That is the breakpoint in concrete terms. The first pool leg converted out 4.082036167832726632955764e24 UZD and later required 1.4158424568430362969746046e25 UZD to relock essentially the same nominal amount. Because the protocol recomputed nominal amounts from a mutable global cache rather than preserving per-position basis, the attacker could manufacture surplus UZD value and then unwind it into external assets.

5. Adversary Flow Analysis

The adversary cluster consisted of EOA 0x5f4c21c9bb73c8b4a296cc256c0cde324db146df, which sent the exploit transaction and received final profit, and helper contract 0xa21a2b59d80dc42d332f778cbb9ea127100e5d75, which performed the on-chain execution.

The execution flow was:

  1. Borrow 7,000,000 USDT from the Uniswap V3 flash pool and 7,000,000 USDC + 10,011 WETH from Balancer.
  2. Add USDC to FRAXBP, obtain FRAXBP LP, and exchange through rigid-address Curve pools to pull UZD out while the stale cached price still applied.
  3. Use WETH and USDT to push the WETH/SDT and USDT/WETH markets that feed UZD's oracle path, then call cacheAssetPrice() to lock in the higher price.
  4. Send UZD back into the same rigid pools at the inflated cache so that the same nominal claim is restored against a much larger rigid face value.
  5. Remove liquidity, swap residual assets back into USDC, USDT, and WETH, repay both flash loans, unwrap remaining WETH, and deliver net profit to the originating EOA.

The exploit required no privileged roles, no private keys, and no attacker-only artifacts beyond a locally deployed helper contract.
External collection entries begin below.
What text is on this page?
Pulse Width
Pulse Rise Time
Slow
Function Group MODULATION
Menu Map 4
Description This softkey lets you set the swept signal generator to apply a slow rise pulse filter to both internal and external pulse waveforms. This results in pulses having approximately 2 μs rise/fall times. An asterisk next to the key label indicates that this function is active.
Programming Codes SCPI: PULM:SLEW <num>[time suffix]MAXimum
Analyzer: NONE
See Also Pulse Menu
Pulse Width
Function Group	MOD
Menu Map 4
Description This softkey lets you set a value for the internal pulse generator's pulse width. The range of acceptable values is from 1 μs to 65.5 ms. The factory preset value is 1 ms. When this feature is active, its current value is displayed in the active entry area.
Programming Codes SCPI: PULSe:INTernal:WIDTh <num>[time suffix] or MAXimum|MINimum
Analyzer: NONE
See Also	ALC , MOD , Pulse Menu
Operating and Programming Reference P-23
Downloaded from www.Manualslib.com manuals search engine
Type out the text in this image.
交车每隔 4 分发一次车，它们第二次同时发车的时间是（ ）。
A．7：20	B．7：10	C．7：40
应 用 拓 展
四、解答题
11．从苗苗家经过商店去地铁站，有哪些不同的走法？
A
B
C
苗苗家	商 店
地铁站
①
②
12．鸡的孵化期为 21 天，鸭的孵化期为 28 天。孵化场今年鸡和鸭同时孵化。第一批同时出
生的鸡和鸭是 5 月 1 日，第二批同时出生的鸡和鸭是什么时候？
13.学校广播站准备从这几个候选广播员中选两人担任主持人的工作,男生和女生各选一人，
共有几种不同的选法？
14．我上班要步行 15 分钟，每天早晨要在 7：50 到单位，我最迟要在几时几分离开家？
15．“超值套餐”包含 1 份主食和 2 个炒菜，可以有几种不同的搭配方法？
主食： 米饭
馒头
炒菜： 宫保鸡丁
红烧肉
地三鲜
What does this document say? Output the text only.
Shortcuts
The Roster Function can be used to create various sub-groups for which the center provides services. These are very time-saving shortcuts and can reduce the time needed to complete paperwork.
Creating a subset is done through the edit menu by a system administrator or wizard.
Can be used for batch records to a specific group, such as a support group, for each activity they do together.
Every dependency was public on-chain liquidity and public protocol state.

6. Impact & Losses

The balance-diff artifact shows the sender EOA increased from 34.939317878766720541 ETH to 1183.787093674174343229 ETH, a net gain of 1148.847775795407622688 ETH after gas. The same transaction also left 1265.457045 USDT as additional residual profit. These figures are lower-bound measurable proceeds directly backed by the collected balance diff.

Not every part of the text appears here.